A method for producing a positive electrode material for a lithium secondary battery, comprising:
A classifier that sifts the powder by mixing the raw materials, granulating, firing, and crushing if necessary, by pressing the powder against the mesh screen with a blade that rotates at high speed. The manufacturing method of the positive electrode material for lithium secondary batteries characterized by including the process of classifying using. 2. The method for producing a positive electrode material for a lithium secondary battery according to claim 1, wherein the fired powder is a powder having an angle of repose of 50 degrees or more measured by the following measurement method.
[Measurement of repose angle]
(1) Vibrate the standard sieve and feed the powder onto the table through the funnel.
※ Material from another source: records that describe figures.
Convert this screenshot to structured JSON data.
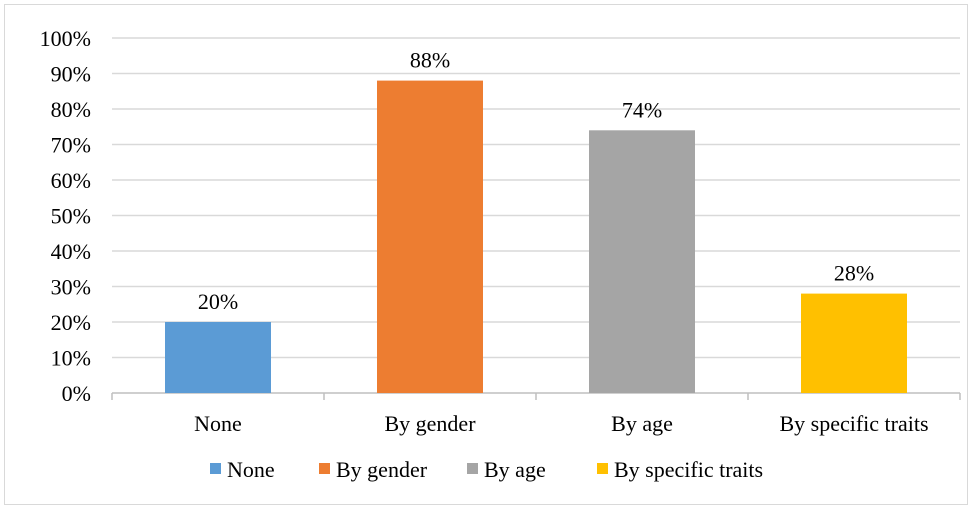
{
  "chart_data": {
    "type": "bar",
    "title": "",
    "xlabel": "",
    "ylabel": "",
    "categories": [
      "None",
      "By gender",
      "By age",
      "By specific traits"
    ],
    "values": [
      20,
      88,
      74,
      28
    ],
    "data_labels": [
      "20%",
      "88%",
      "74%",
      "28%"
    ],
    "colors": [
      "#5b9bd5",
      "#ed7d31",
      "#a5a5a5",
      "#ffc000"
    ],
    "ylim": [
      0,
      100
    ],
    "yticks": [
      0,
      10,
      20,
      30,
      40,
      50,
      60,
      70,
      80,
      90,
      100
    ],
    "ytick_labels": [
      "0%",
      "10%",
      "20%",
      "30%",
      "40%",
      "50%",
      "60%",
      "70%",
      "80%",
      "90%",
      "100%"
    ],
    "grid": true,
    "legend": {
      "placement": "bottom",
      "entries": [
        "None",
        "By gender",
        "By age",
        "By specific traits"
      ]
    }
  }
}
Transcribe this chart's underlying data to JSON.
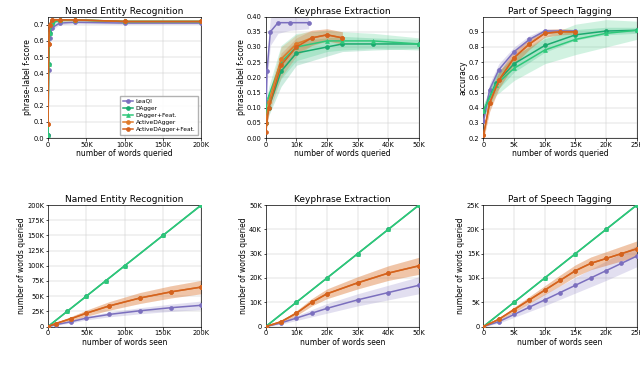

However, the sieve frequency is 3600 times / minute, the sieve vibration width is 2 mm, the sieve time is 4 minutes, and the funnel diameter is 8 mm.
(2) The angle of repose of the powder is measured. However, the measurement is performed using an angle calculation method (least square method) using a semiconductor laser (wavelength 670 nm) displacement sensor, and the minimum reading resolution is 0.1 degree. The said positive electrode material has a composition represented by following formula (II), The manufacturing method of the positive electrode material for lithium secondary batteries of Claim 1 or Claim 2 characterized by the above-mentioned.

(In the formula (II),
Q is at least one selected from the group consisting of Fe, Cr, V, Ti, Cu, Ga, Bi, Sn, Zn, Mg, Ge, Nb, Ta, Be, Ca, Sc, Al, B, and Zr. Represents the element of the species,
x represents a number of 0.7 ≦ x ≦ 1.3;
a represents a number of 0.2 ≦ a ≦ 0.8;
b represents a number of 0.2 ≦ b ≦ 0.8;
c represents a number of 0.15 ≦ c ≦ 0.4;
d represents a number 0 ≦ d ≦ 0.4, provided that a + b + c + d = 1;
δ represents a number of −0.1 <δ <0.1. ) A tap density (after passing through 1 mm) of the fired powder before the classification treatment is A,
When the tap density of the positive electrode material after the classification treatment is B,
(B / A)> = 1.05, The manufacturing method of the positive electrode material for lithium secondary batteries as described in any one of Claims 1-3 characterized by the above-mentioned. The median diameter (after passing through 1 mm) of the calcined powder before the classification treatment is C,
When the median diameter of the positive electrode material after the classification treatment is D,
(D / C) <= 0.8, The manufacturing method of the positive electrode material for lithium secondary batteries as described in any one of Claims 1-4 characterized by the above-mentioned. It manufactures with the manufacturing method of the positive electrode material for lithium secondary batteries as described in any one of Claims 1-5, The positive electrode material for lithium secondary batteries characterized by the above-mentioned. A positive electrode used in a lithium secondary battery,
A positive electrode for a lithium secondary battery, comprising the positive electrode material for a lithium secondary battery according to claim 6. A lithium secondary battery comprising a positive and negative electrodes capable of inserting and extracting lithium, and an organic electrolyte containing a lithium salt as an electrolyte,
The lithium secondary battery, wherein the positive electrode is a positive electrode for a lithium secondary battery according to claim 7.